I recently came across a Deutsche Bank publication entitled "Indonesia: A rising economic powerhouse" (Jan. 8, 2024), which summarized why the country was on its way to becoming an economic superpower in the next two or three decades, joining China, the United States and India.
Three factors were identified as the engine of Indonesia's economic transformation:
First is its abundant natural resources that are critical materials for the electronic vehicle (EV) industry, whose growth is mainly being driven by a shift to more climate-friendly technologies. Indonesia is the world's biggest producer of nickel, the second-largest producer of tin and the fourth-largest producer of bauxite, which have made Indonesia a premier battery manufacturing site.
The second factor is Indonesia's ability to reap the benefits of its demographic dividends. Indonesia's population is estimated to be around 274 million, the fourth largest in the world after India, China and the United States. Its median age is 31 from a working age population (15 to 59) of around 177 million by the end of this year. It has a labor force twice as much as the Philippines.
With proper education and skills training, Indonesia's labor force is expected to contribute substantially to its rapid economic growth. In contrast, China, Thailand and Vietnam's labor forces are fast aging.
The third factor is that with increasing incomes, the ranks of the middle class in Indonesia are swelling. In turn, they will create significant demand for products and in the process, fuel economic growth further.
It is estimated that Indonesia's per capita income was around $5,000 in 2022, higher than the Philippines' $3,499 and double that of India.
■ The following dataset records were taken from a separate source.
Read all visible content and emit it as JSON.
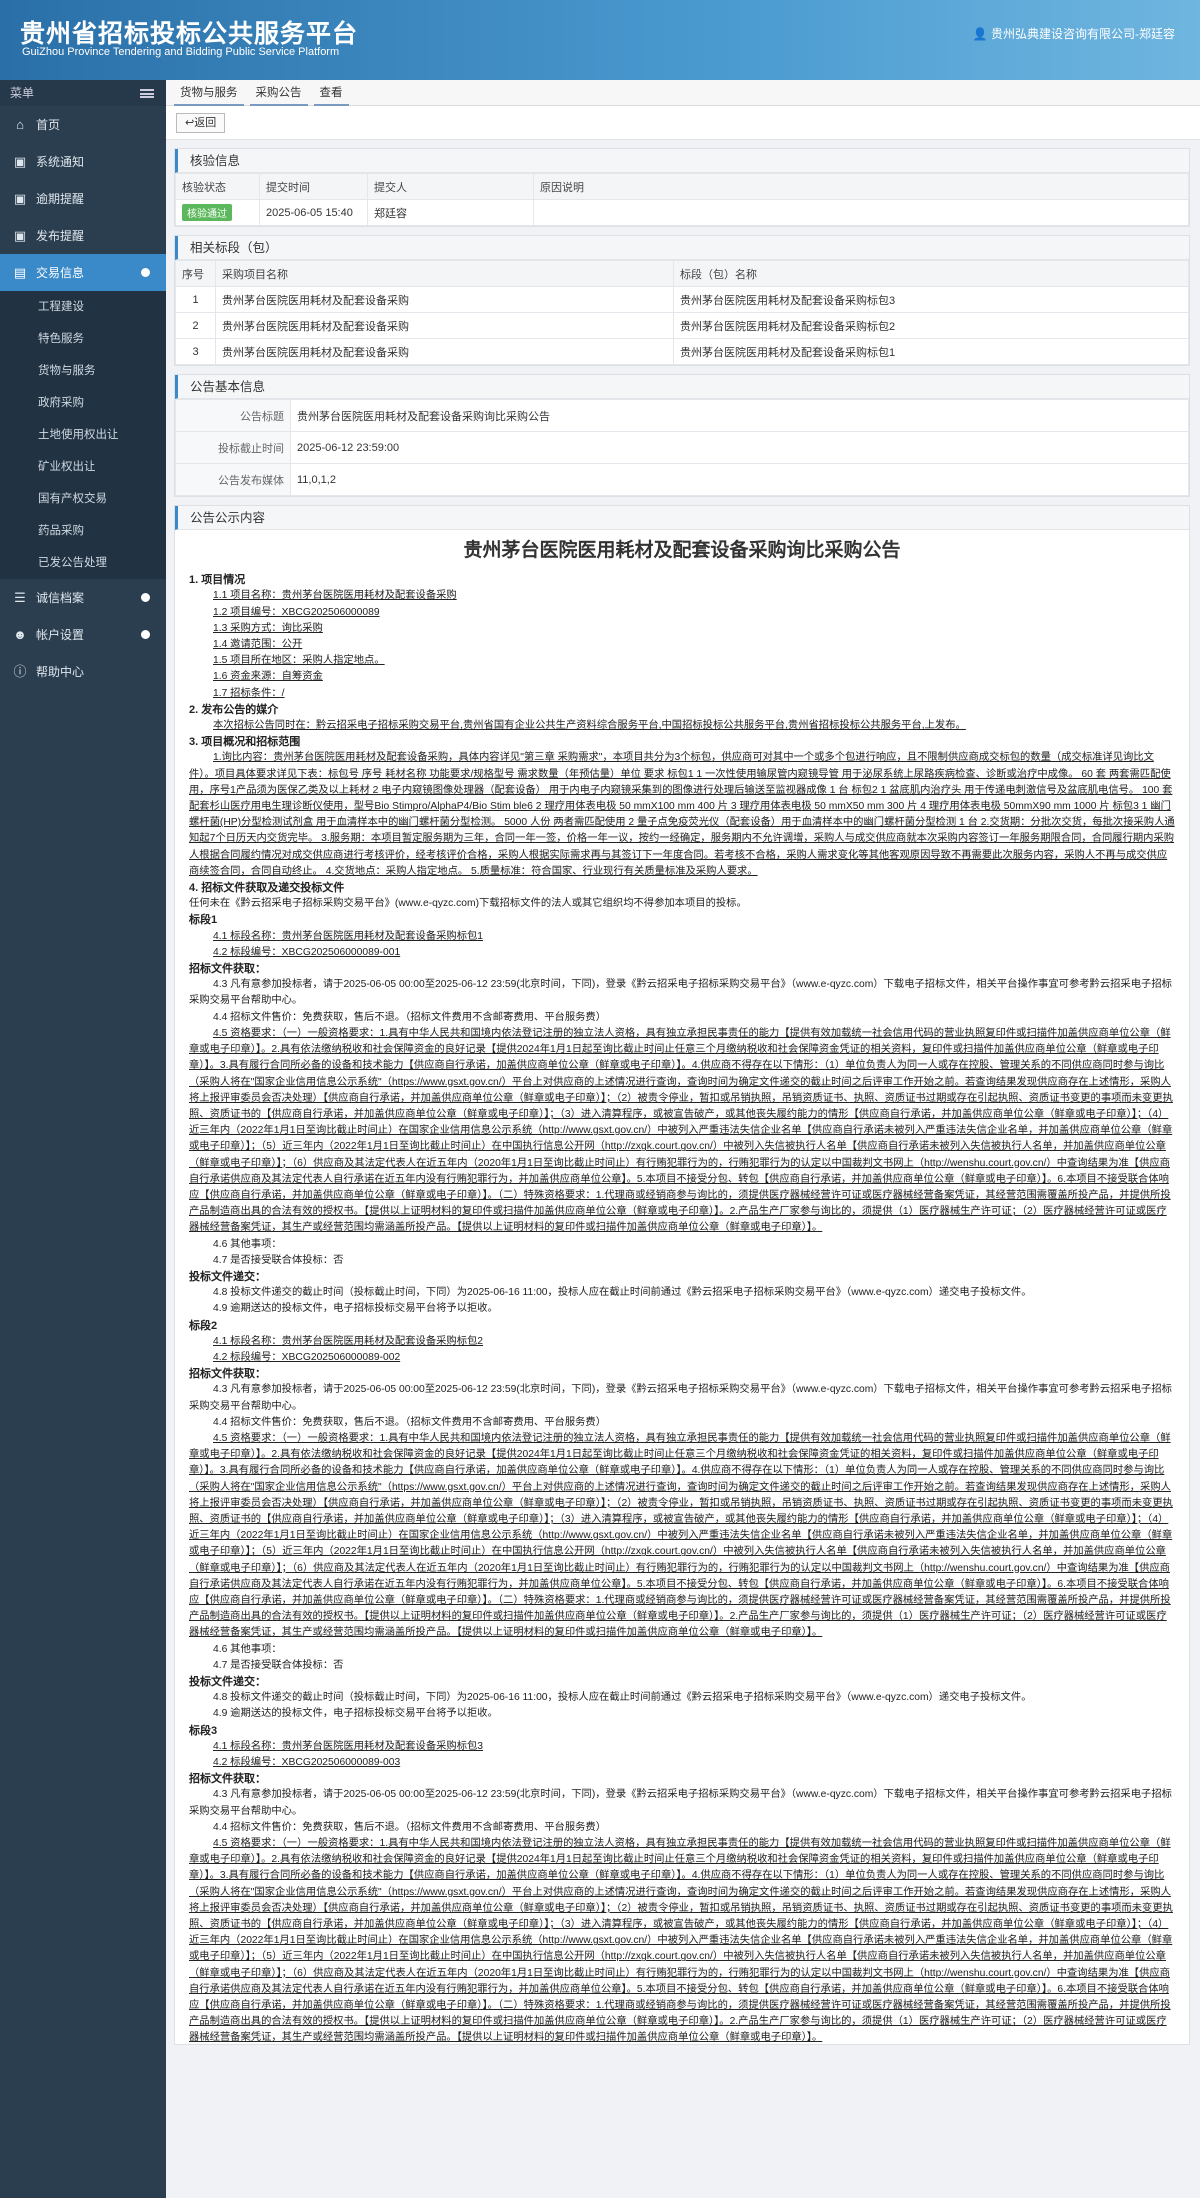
{
  "header": {
    "title": "贵州省招标投标公共服务平台",
    "subtitle": "GuiZhou Province Tendering and Bidding Public Service Platform",
    "user": "贵州弘典建设咨询有限公司-郑廷容"
  },
  "sidebar": {
    "menu_label": "菜单",
    "items": [
      {
        "label": "首页",
        "icon": "home-icon"
      },
      {
        "label": "系统通知",
        "icon": "monitor-icon"
      },
      {
        "label": "逾期提醒",
        "icon": "monitor-icon"
      },
      {
        "label": "发布提醒",
        "icon": "monitor-icon"
      },
      {
        "label": "交易信息",
        "icon": "folder-icon"
      }
    ],
    "sub_items": [
      "工程建设",
      "特色服务",
      "货物与服务",
      "政府采购",
      "土地使用权出让",
      "矿业权出让",
      "国有产权交易",
      "药品采购",
      "已发公告处理"
    ],
    "bottom_items": [
      {
        "label": "诚信档案",
        "icon": "list-icon"
      },
      {
        "label": "帐户设置",
        "icon": "user-icon"
      },
      {
        "label": "帮助中心",
        "icon": "help-icon"
      }
    ]
  },
  "breadcrumb": [
    "货物与服务",
    "采购公告",
    "查看"
  ],
  "toolbar": {
    "back_label": "返回"
  },
  "review": {
    "title": "核验信息",
    "headers": [
      "核验状态",
      "提交时间",
      "提交人",
      "原因说明"
    ],
    "status": "核验通过",
    "time": "2025-06-05 15:40",
    "submitter": "郑廷容",
    "reason": ""
  },
  "lots": {
    "title": "相关标段（包）",
    "headers": [
      "序号",
      "采购项目名称",
      "标段（包）名称"
    ],
    "rows": [
      {
        "no": "1",
        "project": "贵州茅台医院医用耗材及配套设备采购",
        "lot": "贵州茅台医院医用耗材及配套设备采购标包3"
      },
      {
        "no": "2",
        "project": "贵州茅台医院医用耗材及配套设备采购",
        "lot": "贵州茅台医院医用耗材及配套设备采购标包2"
      },
      {
        "no": "3",
        "project": "贵州茅台医院医用耗材及配套设备采购",
        "lot": "贵州茅台医院医用耗材及配套设备采购标包1"
      }
    ]
  },
  "basic": {
    "title": "公告基本信息",
    "rows": [
      {
        "label": "公告标题",
        "value": "贵州茅台医院医用耗材及配套设备采购询比采购公告"
      },
      {
        "label": "投标截止时间",
        "value": "2025-06-12 23:59:00"
      },
      {
        "label": "公告发布媒体",
        "value": "11,0,1,2"
      }
    ]
  },
  "content": {
    "title": "公告公示内容",
    "doc_title": "贵州茅台医院医用耗材及配套设备采购询比采购公告",
    "s1": "1. 项目情况",
    "s1_items": [
      "1.1 项目名称：贵州茅台医院医用耗材及配套设备采购",
      "1.2 项目编号：XBCG202506000089",
      "1.3 采购方式：询比采购",
      "1.4 邀请范围：公开",
      "1.5 项目所在地区：采购人指定地点。",
      "1.6 资金来源：自筹资金",
      "1.7 招标条件：/"
    ],
    "s2": "2. 发布公告的媒介",
    "s2_text": "本次招标公告同时在：黔云招采电子招标采购交易平台,贵州省国有企业公共生产资料综合服务平台,中国招标投标公共服务平台,贵州省招标投标公共服务平台,上发布。",
    "s3": "3. 项目概况和招标范围",
    "s3_text": "1.询比内容：贵州茅台医院医用耗材及配套设备采购，具体内容详见\"第三章 采购需求\"，本项目共分为3个标包，供应商可对其中一个或多个包进行响应，且不限制供应商成交标包的数量（成交标准详见询比文件）。项目具体要求详见下表：标包号 序号 耗材名称 功能要求/规格型号 需求数量（年预估量）单位 要求 标包1 1 一次性使用输尿管内窥镜导管 用于泌尿系统上尿路疾病检查、诊断或治疗中成像。 60 套 两套需匹配使用，序号1产品须为医保乙类及以上耗材 2 电子内窥镜图像处理器（配套设备） 用于内电子内窥镜采集到的图像进行处理后输送至监视器成像 1 台 标包2 1 盆底肌内治疗头 用于传递电刺激信号及盆底肌电信号。 100 套 配套杉山医疗用电生理诊断仪使用，型号Bio Stimpro/AlphaP4/Bio Stim ble6 2 理疗用体表电极 50 mmX100 mm 400 片 3 理疗用体表电极 50 mmX50 mm 300 片 4 理疗用体表电极 50mmX90 mm 1000 片 标包3 1 幽门螺杆菌(HP)分型检测试剂盒 用于血清样本中的幽门螺杆菌分型检测。 5000 人份 两者需匹配使用 2 量子点免疫荧光仪（配套设备）用于血清样本中的幽门螺杆菌分型检测 1 台 2.交货期：分批次交货，每批次接采购人通知起7个日历天内交货完毕。 3.服务期：本项目暂定服务期为三年，合同一年一签，价格一年一议，按约一经确定，服务期内不允许调增，采购人与成交供应商就本次采购内容签订一年服务期限合同，合同履行期内采购人根据合同履约情况对成交供应商进行考核评价，经考核评价合格，采购人根据实际需求再与其签订下一年度合同。若考核不合格，采购人需求变化等其他客观原因导致不再需要此次服务内容，采购人不再与成交供应商续签合同，合同自动终止。 4.交货地点：采购人指定地点。 5.质量标准：符合国家、行业现行有关质量标准及采购人要求。",
    "s4": "4. 招标文件获取及递交投标文件",
    "s4_text": "任何未在《黔云招采电子招标采购交易平台》(www.e-qyzc.com)下载招标文件的法人或其它组织均不得参加本项目的投标。",
    "lot1": "标段1",
    "lot1_name": "4.1 标段名称：贵州茅台医院医用耗材及配套设备采购标包1",
    "lot1_code": "4.2 标段编号：XBCG202506000089-001",
    "lot2": "标段2",
    "lot2_name": "4.1 标段名称：贵州茅台医院医用耗材及配套设备采购标包2",
    "lot2_code": "4.2 标段编号：XBCG202506000089-002",
    "lot3": "标段3",
    "lot3_name": "4.1 标段名称：贵州茅台医院医用耗材及配套设备采购标包3",
    "lot3_code": "4.2 标段编号：XBCG202506000089-003",
    "get_title": "招标文件获取：",
    "get_text": "4.3 凡有意参加投标者，请于2025-06-05 00:00至2025-06-12 23:59(北京时间，下同)，登录《黔云招采电子招标采购交易平台》（www.e-qyzc.com）下载电子招标文件，相关平台操作事宜可参考黔云招采电子招标采购交易平台帮助中心。",
    "price_text": "4.4 招标文件售价：免费获取，售后不退。（招标文件费用不含邮寄费用、平台服务费）",
    "qual_text": "4.5 资格要求：（一）一般资格要求：1.具有中华人民共和国境内依法登记注册的独立法人资格，具有独立承担民事责任的能力【提供有效加载统一社会信用代码的营业执照复印件或扫描件加盖供应商单位公章（鲜章或电子印章）】。2.具有依法缴纳税收和社会保障资金的良好记录【提供2024年1月1日起至询比截止时间止任意三个月缴纳税收和社会保障资金凭证的相关资料，复印件或扫描件加盖供应商单位公章（鲜章或电子印章）】。3.具有履行合同所必备的设备和技术能力【供应商自行承诺，加盖供应商单位公章（鲜章或电子印章）】。4.供应商不得存在以下情形：（1）单位负责人为同一人或存在控股、管理关系的不同供应商同时参与询比（采购人将在\"国家企业信用信息公示系统\"（https://www.gsxt.gov.cn/）平台上对供应商的上述情况进行查询，查询时间为确定文件递交的截止时间之后评审工作开始之前。若查询结果发现供应商存在上述情形，采购人将上报评审委员会否决处理）【供应商自行承诺，并加盖供应商单位公章（鲜章或电子印章）】；（2）被责令停业，暂扣或吊销执照，吊销资质证书、执照、资质证书过期或存在引起执照、资质证书变更的事项而未变更执照、资质证书的【供应商自行承诺，并加盖供应商单位公章（鲜章或电子印章）】；（3）进入清算程序，或被宣告破产，或其他丧失履约能力的情形【供应商自行承诺，并加盖供应商单位公章（鲜章或电子印章）】；（4）近三年内（2022年1月1日至询比截止时间止）在国家企业信用信息公示系统（http://www.gsxt.gov.cn/）中被列入严重违法失信企业名单【供应商自行承诺未被列入严重违法失信企业名单，并加盖供应商单位公章（鲜章或电子印章）】；（5）近三年内（2022年1月1日至询比截止时间止）在中国执行信息公开网（http://zxgk.court.gov.cn/）中被列入失信被执行人名单【供应商自行承诺未被列入失信被执行人名单，并加盖供应商单位公章（鲜章或电子印章）】；（6）供应商及其法定代表人在近五年内（2020年1月1日至询比截止时间止）有行贿犯罪行为的，行贿犯罪行为的认定以中国裁判文书网上（http://wenshu.court.gov.cn/）中查询结果为准【供应商自行承诺供应商及其法定代表人自行承诺在近五年内没有行贿犯罪行为，并加盖供应商单位公章】。5.本项目不接受分包、转包【供应商自行承诺，并加盖供应商单位公章（鲜章或电子印章）】。6.本项目不接受联合体响应【供应商自行承诺，并加盖供应商单位公章（鲜章或电子印章）】。（二）特殊资格要求：1.代理商或经销商参与询比的，须提供医疗器械经营许可证或医疗器械经营备案凭证，其经营范围需覆盖所投产品，并提供所投产品制造商出具的合法有效的授权书。【提供以上证明材料的复印件或扫描件加盖供应商单位公章（鲜章或电子印章）】。2.产品生产厂家参与询比的，须提供（1）医疗器械生产许可证；（2）医疗器械经营许可证或医疗器械经营备案凭证，其生产或经营范围均需涵盖所投产品。【提供以上证明材料的复印件或扫描件加盖供应商单位公章（鲜章或电子印章）】。",
    "other_text": "4.6 其他事项：",
    "consortium_text": "4.7 是否接受联合体投标：否",
    "submit_title": "投标文件递交：",
    "deadline_text": "4.8 投标文件递交的截止时间（投标截止时间，下同）为2025-06-16 11:00，投标人应在截止时间前通过《黔云招采电子招标采购交易平台》（www.e-qyzc.com）递交电子投标文件。",
    "late_text": "4.9 逾期送达的投标文件，电子招标投标交易平台将予以拒收。"
  }
}
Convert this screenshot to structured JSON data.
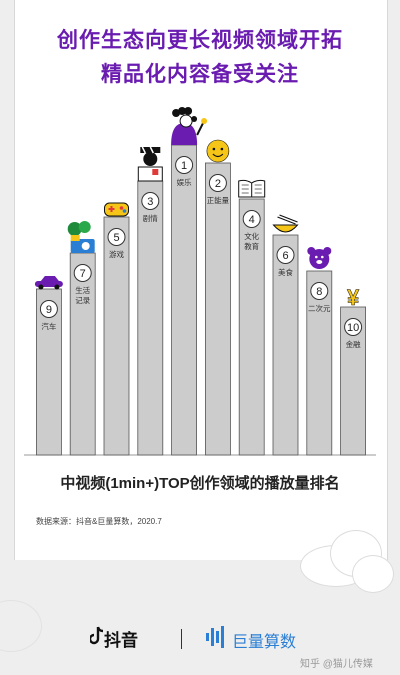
{
  "header": {
    "title_line1": "创作生态向更长视频领域开拓",
    "title_line2": "精品化内容备受关注"
  },
  "chart_data": {
    "type": "bar",
    "title": "中视频(1min+)TOP创作领域的播放量排名",
    "categories": [
      "汽车",
      "生活记录",
      "游戏",
      "剧情",
      "娱乐",
      "正能量",
      "文化教育",
      "美食",
      "二次元",
      "金融"
    ],
    "category_lines": [
      [
        "汽车"
      ],
      [
        "生活",
        "记录"
      ],
      [
        "游戏"
      ],
      [
        "剧情"
      ],
      [
        "娱乐"
      ],
      [
        "正能量"
      ],
      [
        "文化",
        "教育"
      ],
      [
        "美食"
      ],
      [
        "二次元"
      ],
      [
        "金融"
      ]
    ],
    "ranks": [
      9,
      7,
      5,
      3,
      1,
      2,
      4,
      6,
      8,
      10
    ],
    "values": [
      9,
      7,
      5,
      3,
      1,
      2,
      4,
      6,
      8,
      10
    ],
    "value_meaning": "rank (1 = highest play count)",
    "bar_color": "#cccccc",
    "icons": [
      "car-icon",
      "plant-camera-icon",
      "gamepad-icon",
      "film-director-icon",
      "singer-microphone-icon",
      "smiley-icon",
      "open-book-icon",
      "noodle-bowl-icon",
      "bear-face-icon",
      "yen-coin-icon"
    ]
  },
  "source_note": "数据来源：抖音&巨量算数，2020.7",
  "footer": {
    "brand_douyin": "抖音",
    "brand_juliang": "巨量算数",
    "watermark": "知乎 @猫儿传媒"
  },
  "colors": {
    "accent_purple": "#6a1bb0",
    "yellow": "#f5c518",
    "brand_blue": "#2a7fd4"
  }
}
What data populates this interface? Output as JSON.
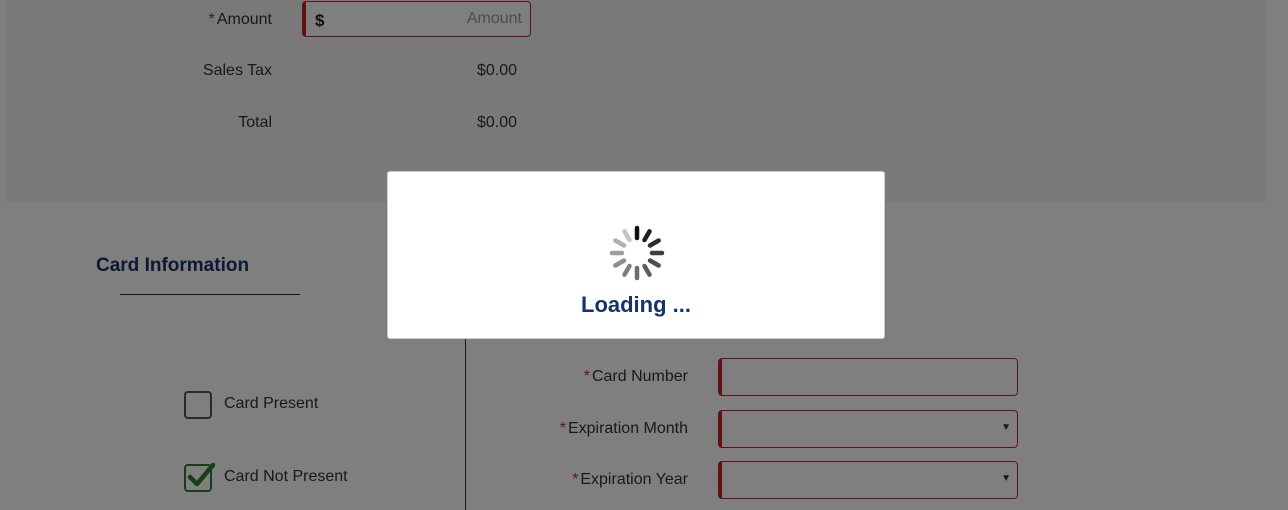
{
  "payment": {
    "amount_label": "Amount",
    "amount_currency": "$",
    "amount_placeholder": "Amount",
    "amount_value": "",
    "sales_tax_label": "Sales Tax",
    "sales_tax_value": "$0.00",
    "total_label": "Total",
    "total_value": "$0.00"
  },
  "card_info": {
    "title": "Card Information",
    "card_present_label": "Card Present",
    "card_present_checked": false,
    "card_not_present_label": "Card Not Present",
    "card_not_present_checked": true,
    "card_number_label": "Card Number",
    "card_number_value": "",
    "expiration_month_label": "Expiration Month",
    "expiration_month_value": "",
    "expiration_year_label": "Expiration Year",
    "expiration_year_value": ""
  },
  "required_marker": "*",
  "loading": {
    "text": "Loading ..."
  },
  "icons": {
    "spinner": "spinner-icon",
    "checkmark": "checkmark-icon",
    "dropdown": "chevron-down-icon"
  },
  "colors": {
    "required": "#c1272d",
    "heading": "#16336b",
    "check": "#2e7d32",
    "overlay": "rgba(0,0,0,0.5)"
  }
}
The World Bank reported that around 20 percent of Indonesia's population joined the middle class during the last 15 years due to rising wages. Around 55 million belong to the middle class. This huge and viable market is virtually the population of the United Kingdom and more than most European countries.
Indonesia's path to sustained and high economic growth was achieved through a deliberate effort on the part of its government to introduce much-needed economic reforms.
First and foremost was the effort to improve the ease of doing business in the country. It enacted the Omnibus Law in 2020, which replaced 79 investment-related laws and in the process, dramatically streamlined business regulations. It made labor laws attractive for investors, reduced the corporate income tax from 25 percent to 22 percent, lifted the "Investment Negative List" that restricted foreign investments in certain sectors and expanded tax incentives.
The second was Indonesia deciding to increase value-added from its resources by banning exports of unprocessed minerals. This forced global manufacturers to locate their processing operations in Indonesia. The country was able to do this because, as noted earlier, it is a big mineral player.
Finally, Indonesia is benefiting from the rising value of commodity exports. Given the fact that base metals and coal constitute 14 percent and 16 percent, respectively, of its total exports, an increase in prices provides windfall gains, even more so with the shift from exporting unprocessed minerals to processed ones.
The Indonesian government knows full well that it can become a future key EV hub if it is able to fully develop downstream mining industries. And with the surplus it is generating from its mineral exports, Indonesia is also preparing itself to face the challenges that climate change is imposing.
Construction of a new capital is underway in Nusantara, Borneo. It is expected to be inaugurated this August 17 to coincide with Indonesia's Independence Day. Experts have predicted that global warming will inundate 40 percent of Jakarta and thus, President Jokowi decided to transfer the country's capital.
The urban development project is expected to cost Indonesia around $32 billion. Foreign investors have been invited to participate in the massive urban development program so that Nusantara can become fully operational by 2045.
Indonesia has provided the Philippines the blueprint on how to attain sustained and high economic growth rates. Just like Indonesia, the Philippines is a mineral-rich country and the resources, if properly utilized, can accelerate our economic development.
But again, just like with other development issues, the Philippines is stuck in long, endless and unproductive debates with so-called progressive groups on what to do with our mining industry. This makes me wonder why "progressive" is used by the media to describe such groups as their mindsets are stuck to a Jurassic development ideology.